Kaili put the money in a suitcase – along with nappies and baby food – and told her father to take it to the Sofitel hotel near parliament where an unnamed Panzeri friend was expected to collect it.

The police, who were watching her, arrested her father before releasing him later in the day, but it was enough to lift Kaili’s immunity as an MEP: she had been caught “in the act”, according to the prosecutors, and was arrested and charged with corruption and money laundering.

While awaiting trial, Kaili chose to spend her time cleaning, cooking and visiting the prison library. But she was also subjected to “torture” in detention, alleges Dimitrakopoulos, according to whom she was held in a cold cell for a period of time with a bright light to keep her awake for more than 16 hours, and deprived of contact with his lawyer for three days.

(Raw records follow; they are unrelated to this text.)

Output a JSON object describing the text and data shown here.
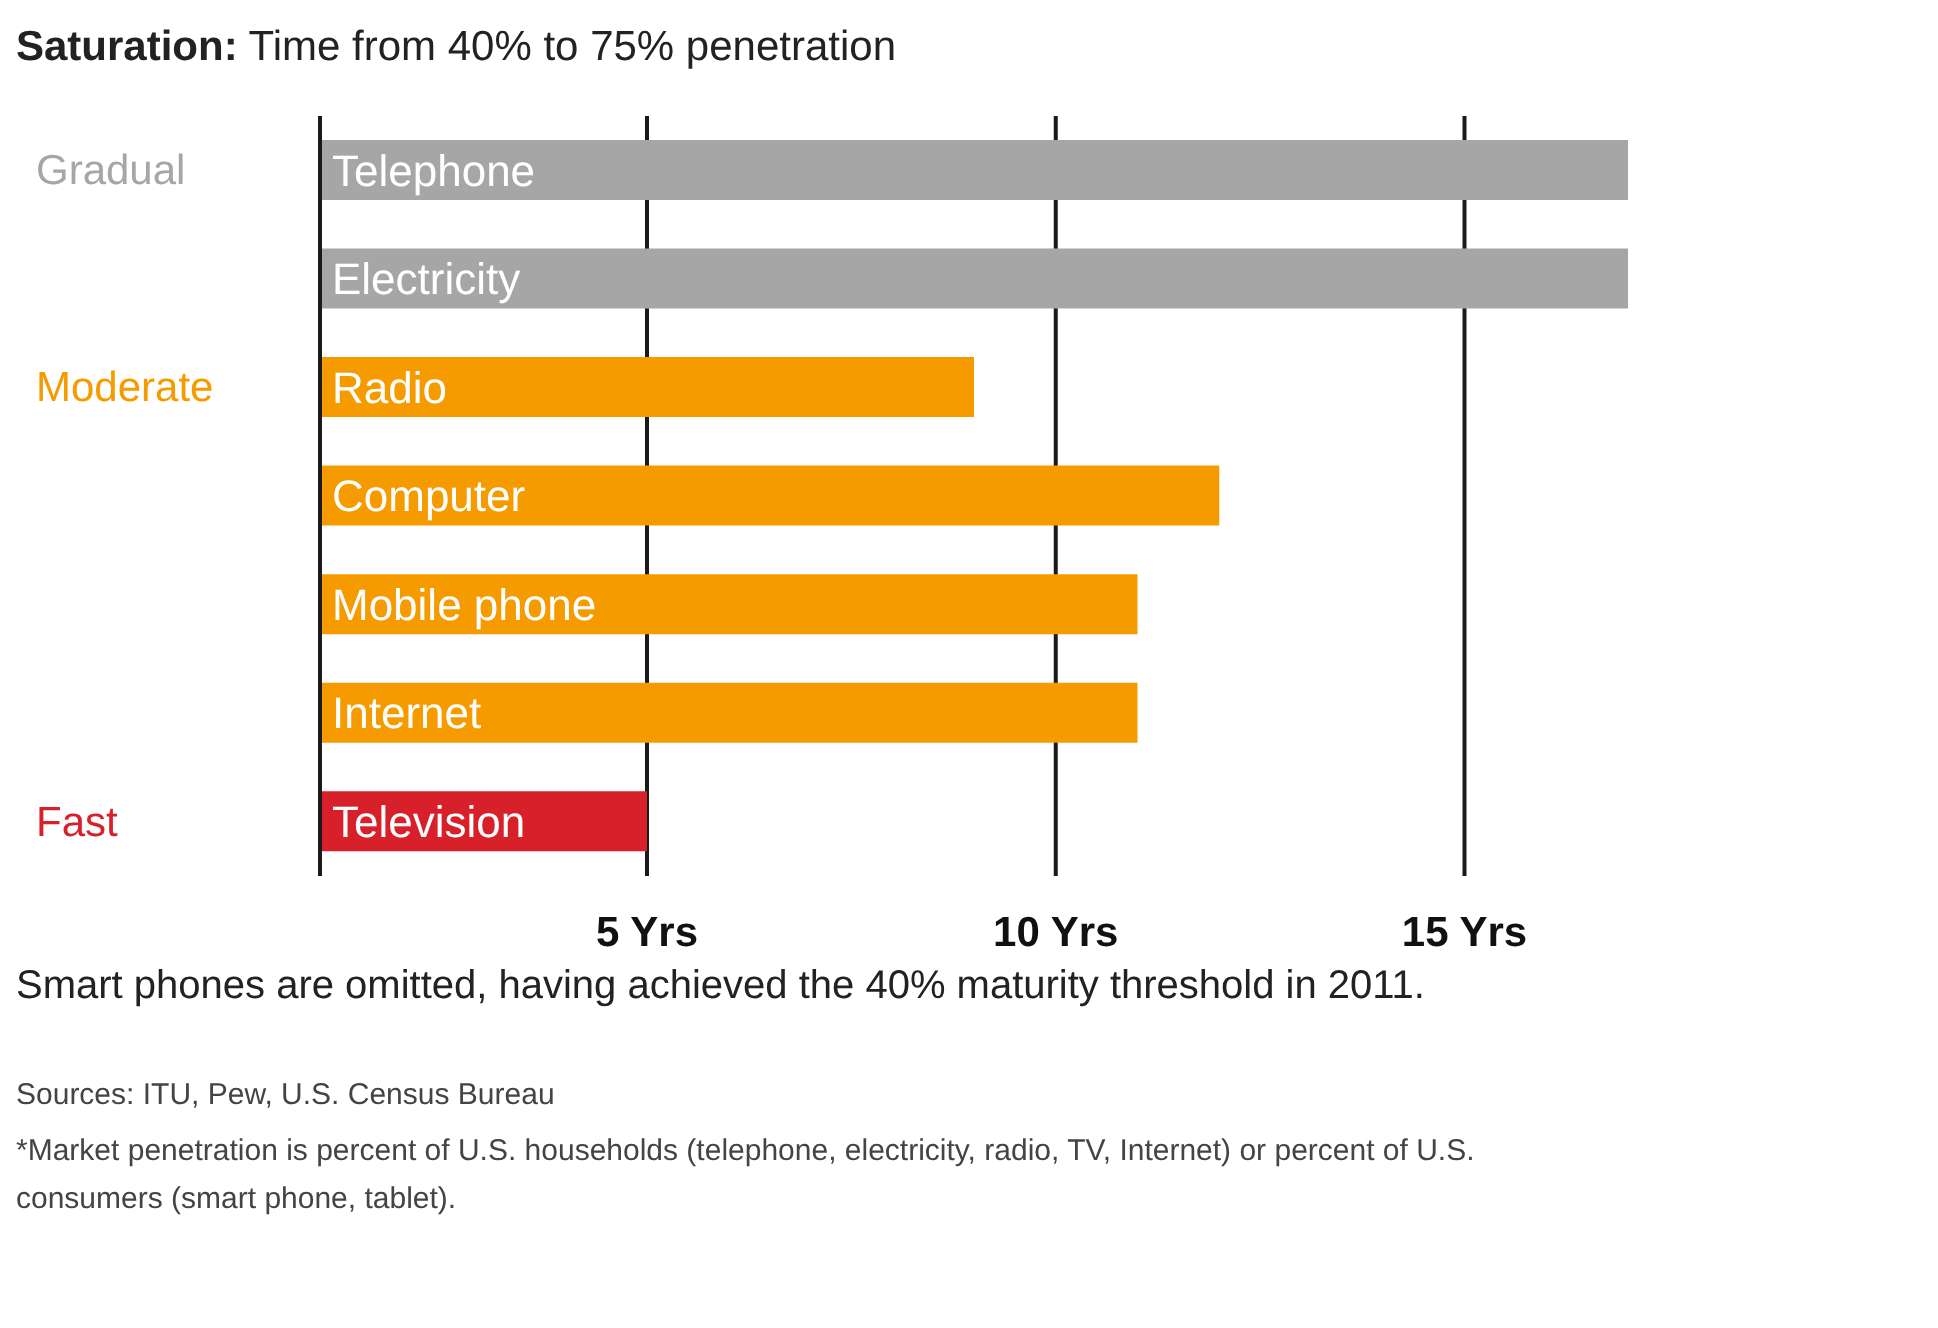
{
  "chart_data": {
    "type": "bar",
    "orientation": "horizontal",
    "title": "Saturation: Time from 40% to 75% penetration",
    "categories": [
      "Telephone",
      "Electricity",
      "Radio",
      "Computer",
      "Mobile phone",
      "Internet",
      "Television"
    ],
    "values": [
      17,
      17,
      9,
      12,
      11,
      11,
      5
    ],
    "colors": [
      "#a6a6a6",
      "#a6a6a6",
      "#f59b00",
      "#f59b00",
      "#f59b00",
      "#f59b00",
      "#d7202a"
    ],
    "xlim": [
      1,
      17
    ],
    "xticks": [
      {
        "value": 5,
        "label": "5 Yrs"
      },
      {
        "value": 10,
        "label": "10 Yrs"
      },
      {
        "value": 15,
        "label": "15 Yrs"
      }
    ],
    "grid": "x",
    "tick_labels": "x",
    "annotations": [
      "Gradual",
      "Moderate",
      "Fast",
      "Smart phones are omitted, having achieved the 40% maturity threshold in 2011.",
      "Sources: ITU, Pew, U.S. Census Bureau",
      "*Market penetration is percent of U.S. households (telephone, electricity, radio, TV, Internet) or percent of U.S. consumers (smart phone, tablet)."
    ]
  }
}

The latter thus filed a complaint but the Belgian federal prosecutor’s office declined to comment, according to FT.

Kaili’s descent into hell is a story of hard work and even more painstaking networking.

She was elected as a councilor in her hometown of Thessaloniki at the age of 24. Evangelos Venizelos, the future deputy prime minister, took her under his wing and two years later she got a job as a news anchor for the Greek news channel Mega TV.

Kaili was regularly photographed in Athens’ trendiest bars and restaurants in the company of TV executives and well-heeled Athenian socialites. She was seen at VIP tables in nightclubs and concert halls, often accompanied by Greek-Russian oligarch Ivan Savvidi, a former member of the Russian parliament.

She successfully ran for Greece’s national parliament with the leftist Pasok party in 2007 aged just 29, before being forced to give up her seat by the party leadership in 2012. press relations with a powerful Greek businessman who owns media and insurance companies.

Then in 2014, she was elected to the European Parliament, where she worked primarily on technology issues and cryptocurrency policy before being elected one of the 14 Vice-Presidents of the European Parliament last year. .

  • Nicknamed “Queen Elizabeth” because of her haughty behavior +

In Greece, she was described in the media as a “rising EU star”, but because of her haughty behavior people who worked for her nicknamed her “Queen Elizabeth”, according to a staff member.

Panzeri, then an MEP, became an acquaintance of his, according to several current and former parliamentary officials.

Paul Tang, a Dutch MEP from Kaili’s socialist group, who has worked with her on files, and others say they grew concerned that she was too close to the crypto industry and tried to reduce its role on these issues.

Kaili was already under investigation before his arrest. On December 15, the European Public Prosecutor asked for his immunity to be waived due to suspicions of a more common parliamentary fraud: the misuse of public funds. However, his attorney, Dimitrakopoulos, declined to comment on the allegations.

Panzeri, who left parliament in 2019, admitted running a criminal enterprise and promised the court to give full details of his crimes and the involvement of others in return for a lighter sentence.